Visitors in Amsterdam are notably drawn to the 17th century city center where they can encounter an Old World charm. Tree-lined canals and narrow streets are more reminiscent of a village rather than the largest historical inner city in Europe. 165 waterways create a seemingly floating city connected by 1,281 bridges. In the 16th century, wooden buildings were razed and replaced with brick ones that remain today. During this period, many buildings were constructed in the architectural style of the Renaissance. Buildings of this period are very recognizable with their stepped gable façades, which is the common Dutch Renaissance style. Amsterdam quickly developed its own Renaissance architecture.

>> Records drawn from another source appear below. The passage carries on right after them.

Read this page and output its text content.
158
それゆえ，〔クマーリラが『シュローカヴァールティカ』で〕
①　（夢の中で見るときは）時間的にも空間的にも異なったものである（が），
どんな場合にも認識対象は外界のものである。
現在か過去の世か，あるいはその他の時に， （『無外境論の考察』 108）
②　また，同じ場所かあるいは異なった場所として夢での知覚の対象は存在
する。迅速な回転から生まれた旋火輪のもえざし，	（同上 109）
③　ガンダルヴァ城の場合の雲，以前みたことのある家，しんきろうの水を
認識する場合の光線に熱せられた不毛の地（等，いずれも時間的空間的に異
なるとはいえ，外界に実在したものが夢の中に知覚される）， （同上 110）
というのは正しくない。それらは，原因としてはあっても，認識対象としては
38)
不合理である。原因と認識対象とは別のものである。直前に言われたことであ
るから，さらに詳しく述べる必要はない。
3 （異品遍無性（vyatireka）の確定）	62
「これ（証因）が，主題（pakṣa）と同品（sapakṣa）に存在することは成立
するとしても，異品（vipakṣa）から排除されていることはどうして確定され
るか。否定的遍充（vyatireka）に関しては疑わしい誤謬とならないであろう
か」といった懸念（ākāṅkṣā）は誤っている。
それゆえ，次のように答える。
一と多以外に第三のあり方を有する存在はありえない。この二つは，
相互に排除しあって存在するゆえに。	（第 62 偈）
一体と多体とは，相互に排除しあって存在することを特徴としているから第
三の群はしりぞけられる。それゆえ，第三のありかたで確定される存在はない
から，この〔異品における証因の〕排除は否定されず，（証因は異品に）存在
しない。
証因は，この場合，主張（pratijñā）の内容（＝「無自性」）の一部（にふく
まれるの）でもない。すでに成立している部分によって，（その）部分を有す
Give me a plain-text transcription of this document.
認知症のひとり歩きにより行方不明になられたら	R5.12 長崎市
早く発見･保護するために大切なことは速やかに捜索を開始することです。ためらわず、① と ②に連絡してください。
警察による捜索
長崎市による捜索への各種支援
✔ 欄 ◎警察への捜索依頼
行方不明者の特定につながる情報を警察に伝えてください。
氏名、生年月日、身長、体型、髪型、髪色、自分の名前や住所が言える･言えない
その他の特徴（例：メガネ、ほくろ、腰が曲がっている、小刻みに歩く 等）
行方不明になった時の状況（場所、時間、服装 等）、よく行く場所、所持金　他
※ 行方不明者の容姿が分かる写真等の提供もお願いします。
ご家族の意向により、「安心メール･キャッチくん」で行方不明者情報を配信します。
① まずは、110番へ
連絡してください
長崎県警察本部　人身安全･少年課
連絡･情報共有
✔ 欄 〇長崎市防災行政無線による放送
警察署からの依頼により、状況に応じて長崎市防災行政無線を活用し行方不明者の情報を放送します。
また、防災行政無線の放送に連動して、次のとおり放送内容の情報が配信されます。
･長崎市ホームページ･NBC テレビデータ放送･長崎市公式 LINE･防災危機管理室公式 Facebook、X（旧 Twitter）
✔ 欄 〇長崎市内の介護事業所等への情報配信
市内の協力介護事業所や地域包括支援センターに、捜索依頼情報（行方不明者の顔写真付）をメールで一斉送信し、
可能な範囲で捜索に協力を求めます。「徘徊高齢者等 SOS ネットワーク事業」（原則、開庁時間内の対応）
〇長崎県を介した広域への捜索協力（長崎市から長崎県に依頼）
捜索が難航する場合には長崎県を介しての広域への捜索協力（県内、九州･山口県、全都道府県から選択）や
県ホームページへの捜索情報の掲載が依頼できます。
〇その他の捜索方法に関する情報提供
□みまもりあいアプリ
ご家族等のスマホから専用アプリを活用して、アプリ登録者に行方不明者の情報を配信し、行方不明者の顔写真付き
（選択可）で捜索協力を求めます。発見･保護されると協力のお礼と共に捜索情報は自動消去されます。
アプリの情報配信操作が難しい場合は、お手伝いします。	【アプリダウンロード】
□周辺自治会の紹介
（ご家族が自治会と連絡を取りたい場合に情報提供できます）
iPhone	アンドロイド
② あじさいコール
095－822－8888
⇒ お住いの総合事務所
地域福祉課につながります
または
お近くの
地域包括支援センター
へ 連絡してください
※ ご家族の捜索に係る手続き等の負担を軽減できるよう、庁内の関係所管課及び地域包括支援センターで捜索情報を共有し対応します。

The most important museums of Amsterdam are located on the Museumplein (Museum Square), located at the southwestern side of the Rijksmuseum. It was created in the last quarter of the 19th century on the grounds of the former World's fair. The northwestern part of the square is bordered by the Van Gogh Museum, Stedelijk Museum, House of Bols Cocktail & Genever Experience and Coster Diamonds. The northeastern part of the square is bordered by the very large Rijksmuseum, which possesses the largest and most important collection of classical Dutch art. Its collection consists of nearly one million objects. The artist most associated with Amsterdam is Rembrandt, whose work, and the work of his pupils, is displayed in the Rijksmuseum. Rembrandt's masterpiece The Night Watch is one of the top pieces of art in the museum. It also houses paintings from artists like Van der Helst, Vermeer, Frans Hals, Ferdinand Bol, Albert Cuyp, Jacob van Ruisdael, and Paulus Potter. Aside from paintings, the collection also consists of a large variety of decorative art ranging from Delftware to giant 17th-century doll-houses.